The application by Thomas Price to build units to house 110,000 broiler chickens at Llanshay Farm near Knighton was approved in September 2020, by planning officers under delegated powers.

His agent, Ian Pick, said that the Judicial Review would only “wind the clock” back on the application

Mr Pick said: “We are aware of the situation and will need to work through the issues raise in the Judicial Review paperwork, and amend the scheme to overcome those issues.

“Powys will then have to re-determine the application.”

“If a Judicial Review is successful it means that the decision is taken away, and winds the clock back to before the decision was done.

“It’s an automatic process, the decision notice will be withdrawn.

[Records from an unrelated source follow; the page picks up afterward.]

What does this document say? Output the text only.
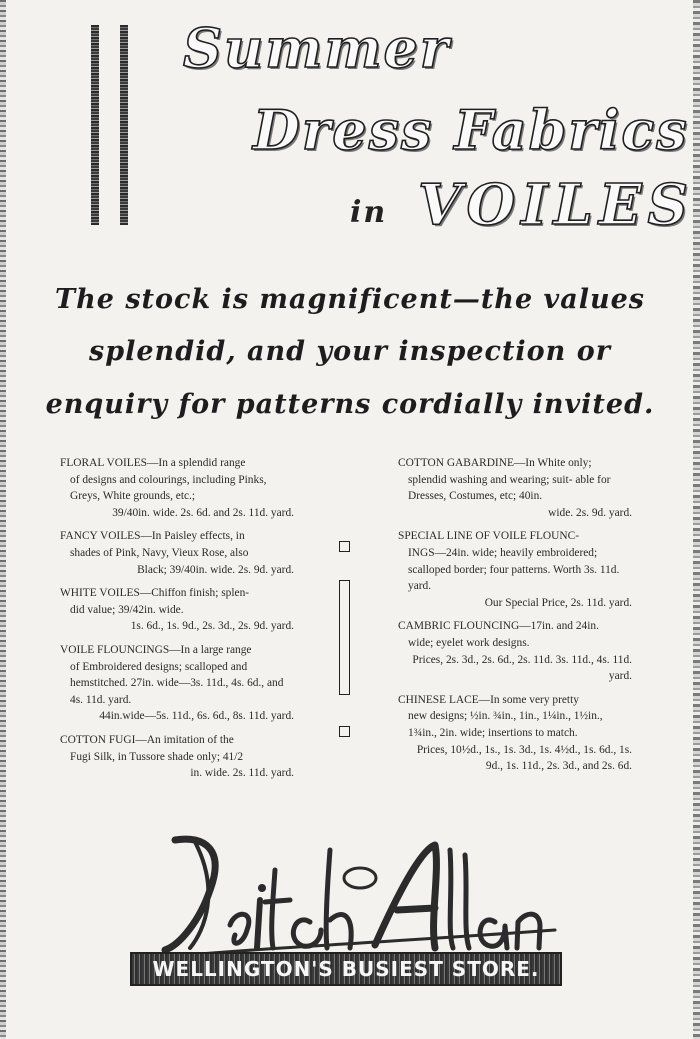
Summer
Dress Fabrics
in VOILES

The stock is magnificent—the values

splendid, and your inspection or

enquiry for patterns cordially invited.

FLORAL VOILES—In a splendid range
of designs and colourings, including Pinks, Greys, White grounds, etc.;
39/40in. wide. 2s. 6d. and 2s. 11d. yard.
FANCY VOILES—In Paisley effects, in
shades of Pink, Navy, Vieux Rose, also
Black; 39/40in. wide. 2s. 9d. yard.
WHITE VOILES—Chiffon finish; splen-
did value; 39/42in. wide.
1s. 6d., 1s. 9d., 2s. 3d., 2s. 9d. yard.
VOILE FLOUNCINGS—In a large range
of Embroidered designs; scalloped and hemstitched. 27in. wide—3s. 11d., 4s. 6d., and 4s. 11d. yard.
44in.wide—5s. 11d., 6s. 6d., 8s. 11d. yard.
COTTON FUGI—An imitation of the
Fugi Silk, in Tussore shade only; 41/2
in. wide. 2s. 11d. yard.
COTTON GABARDINE—In White only;
splendid washing and wearing; suit- able for Dresses, Costumes, etc; 40in.
wide. 2s. 9d. yard.
SPECIAL LINE OF VOILE FLOUNC-
INGS—24in. wide; heavily embroidered; scalloped border; four patterns. Worth 3s. 11d. yard.
Our Special Price, 2s. 11d. yard.
CAMBRIC FLOUNCING—17in. and 24in.
wide; eyelet work designs.
Prices, 2s. 3d., 2s. 6d., 2s. 11d. 3s. 11d., 4s. 11d. yard.
CHINESE LACE—In some very pretty
new designs; ½in. ¾in., 1in., 1¼in., 1½in., 1¾in., 2in. wide; insertions to match.
Prices, 10½d., 1s., 1s. 3d., 1s. 4½d., 1s. 6d., 1s. 9d., 1s. 11d., 2s. 3d., and 2s. 6d.
WELLINGTON'S BUSIEST STORE.
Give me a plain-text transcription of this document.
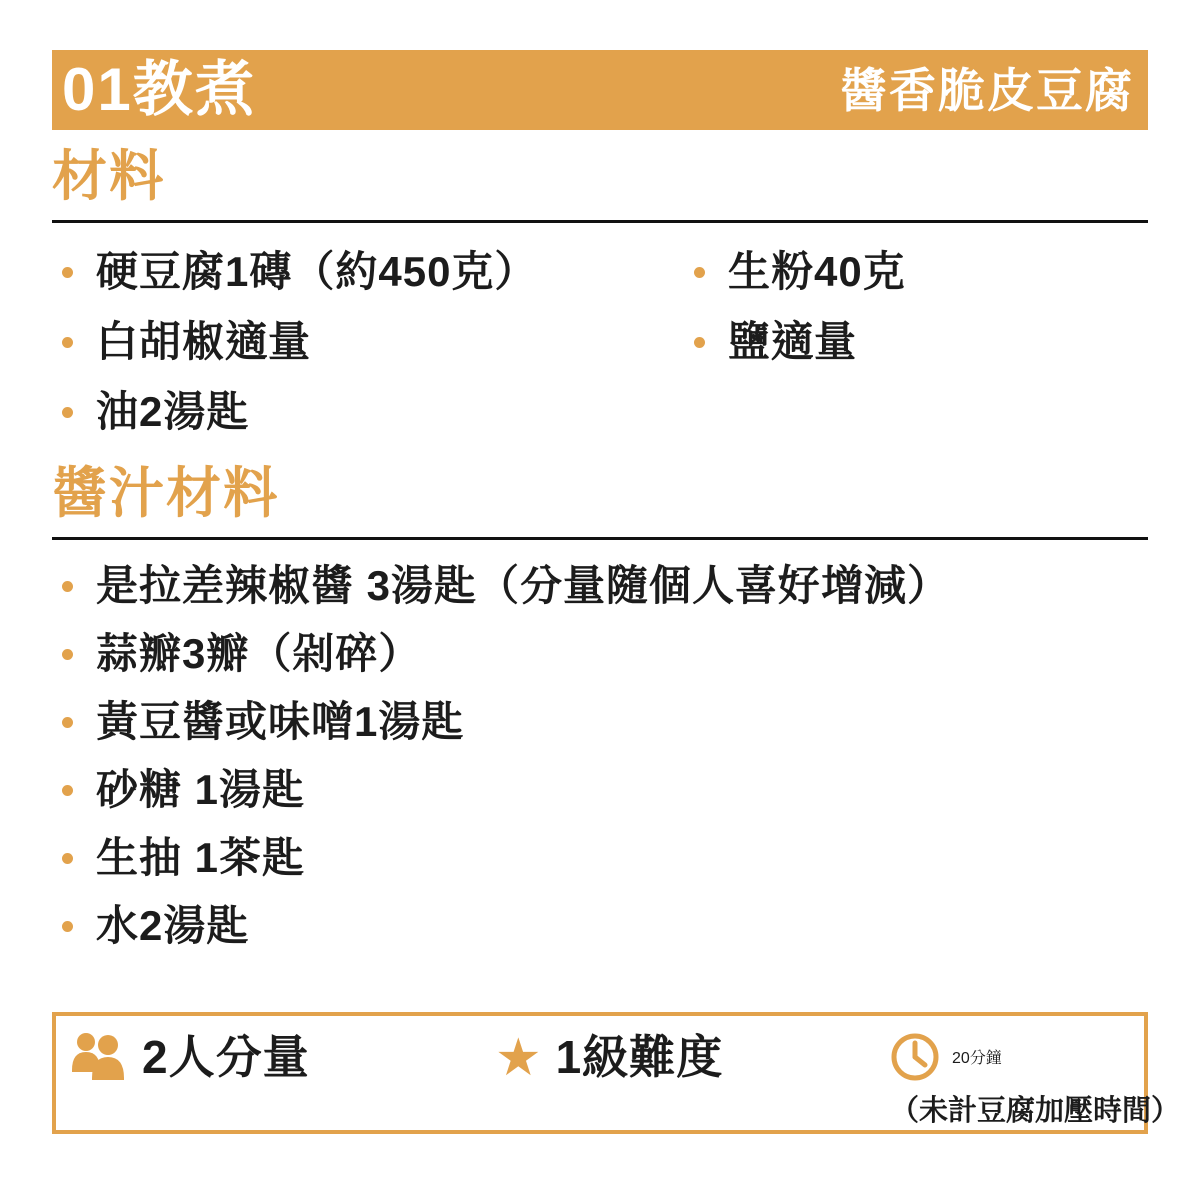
01教煮	醬香脆皮豆腐
材料
硬豆腐1磚（約450克）
白胡椒適量
油2湯匙
生粉40克
鹽適量
醬汁材料
是拉差辣椒醬 3湯匙（分量隨個人喜好增減）
蒜瓣3瓣（剁碎）
黃豆醬或味噌1湯匙
砂糖 1湯匙
生抽 1茶匙
水2湯匙
2人分量	★ 1級難度	20分鐘
（未計豆腐加壓時間）
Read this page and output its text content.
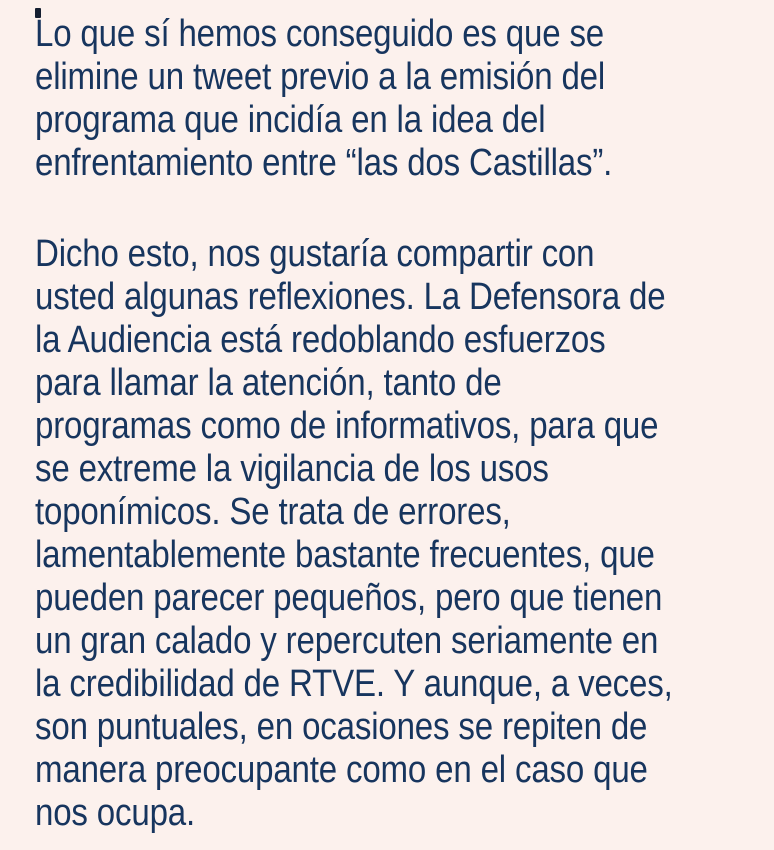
Lo que sí hemos conseguido es que se
elimine un tweet previo a la emisión del
programa que incidía en la idea del
enfrentamiento entre “las dos Castillas”.
Dicho esto, nos gustaría compartir con
usted algunas reflexiones. La Defensora de
la Audiencia está redoblando esfuerzos
para llamar la atención, tanto de
programas como de informativos, para que
se extreme la vigilancia de los usos
toponímicos. Se trata de errores,
lamentablemente bastante frecuentes, que
pueden parecer pequeños, pero que tienen
un gran calado y repercuten seriamente en
la credibilidad de RTVE. Y aunque, a veces,
son puntuales, en ocasiones se repiten de
manera preocupante como en el caso que
nos ocupa.
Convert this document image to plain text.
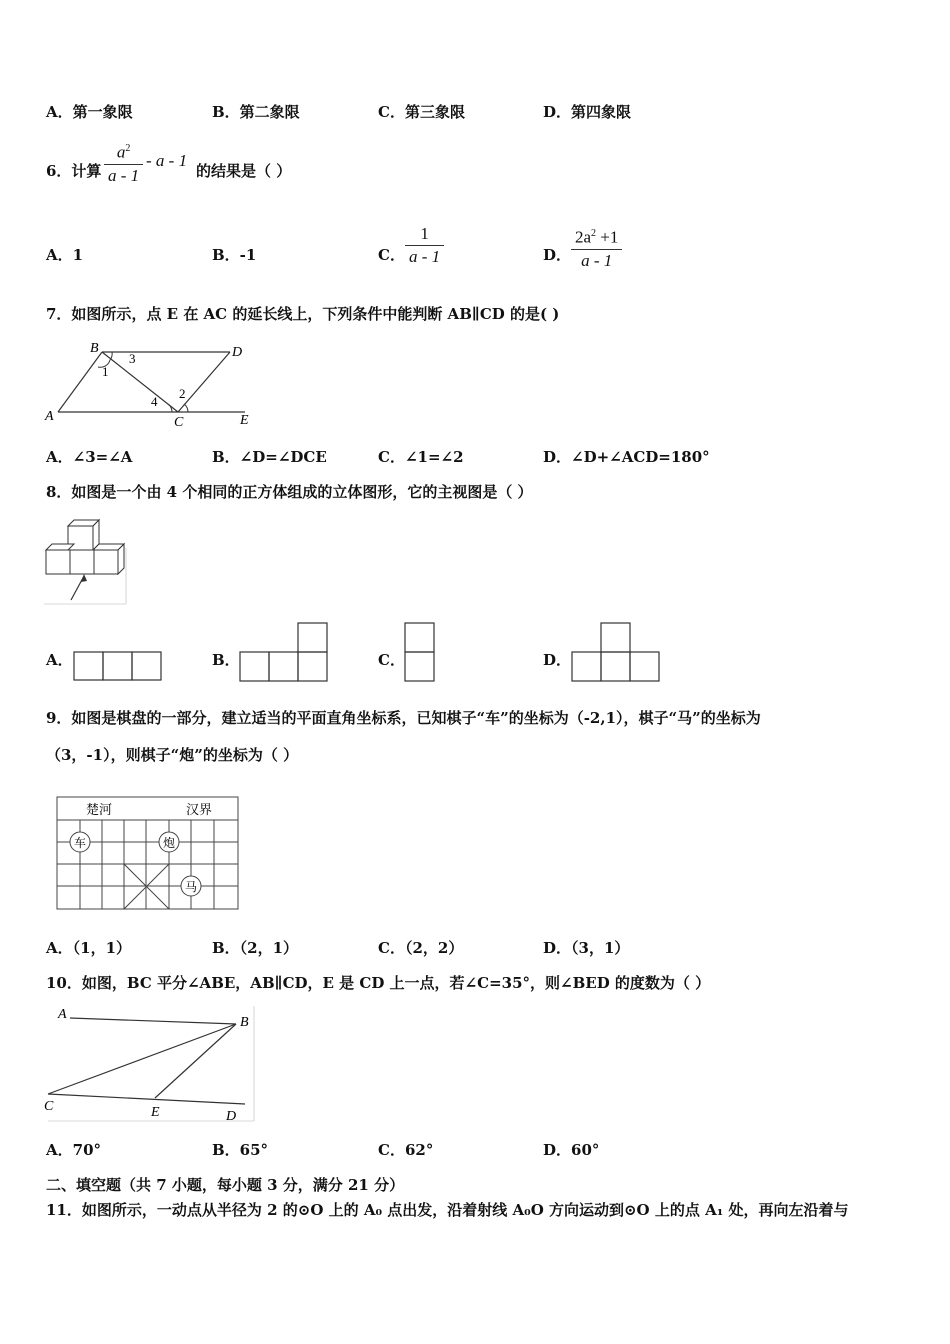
A．第一象限	B．第二象限	C．第三象限	D．第四象限
6．计算 $\frac{a^2}{a - 1}$ - a - 1
的结果是（ ）
A．1	B．-1	C． $\frac{1}{a - 1}$	D． $\frac{2a^2 +1}{a - 1}$
7．如图所示，点 E 在 AC 的延长线上，下列条件中能判断 AB∥CD 的是( )
A
B
C
D
E
1
2
3
4
A．∠3=∠A	B．∠D=∠DCE	C．∠1=∠2	D．∠D+∠ACD=180°
8．如图是一个由 4 个相同的正方体组成的立体图形，它的主视图是（ ）
A．	B．	C．	D．
9．如图是棋盘的一部分，建立适当的平面直角坐标系，已知棋子“车”的坐标为（-2,1），棋子“马”的坐标为
（3，-1），则棋子“炮”的坐标为（ ）
楚河	汉界
车	炮
马
A．（1，1）	B．（2，1）	C．（2，2）	D．（3，1）
10．如图，BC 平分∠ABE，AB∥CD，E 是 CD 上一点，若∠C=35°，则∠BED 的度数为（ ）
A
B
C	E	D
A．70°	B．65°	C．62°	D．60°
二、填空题（共 7 小题，每小题 3 分，满分 21 分）
11．如图所示，一动点从半径为 2 的⊙O 上的 A₀ 点出发，沿着射线 A₀O 方向运动到⊙O 上的点 A₁ 处，再向左沿着与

“It does not remove the planning application, it just means the decision needs to be made again.”

A spokesman for Powys County Council, said: “Judicial proceedings are still ongoing so it would be inappropriate to comment at this stage.”

The Administrative Court for Wales in Cardiff told the Local Democracy Reporting Service that a hearing for the Judicial Review is still set for April 13.

Correspondences asking for submission had been sent to both parties on January 6, but no arguments had been received so far.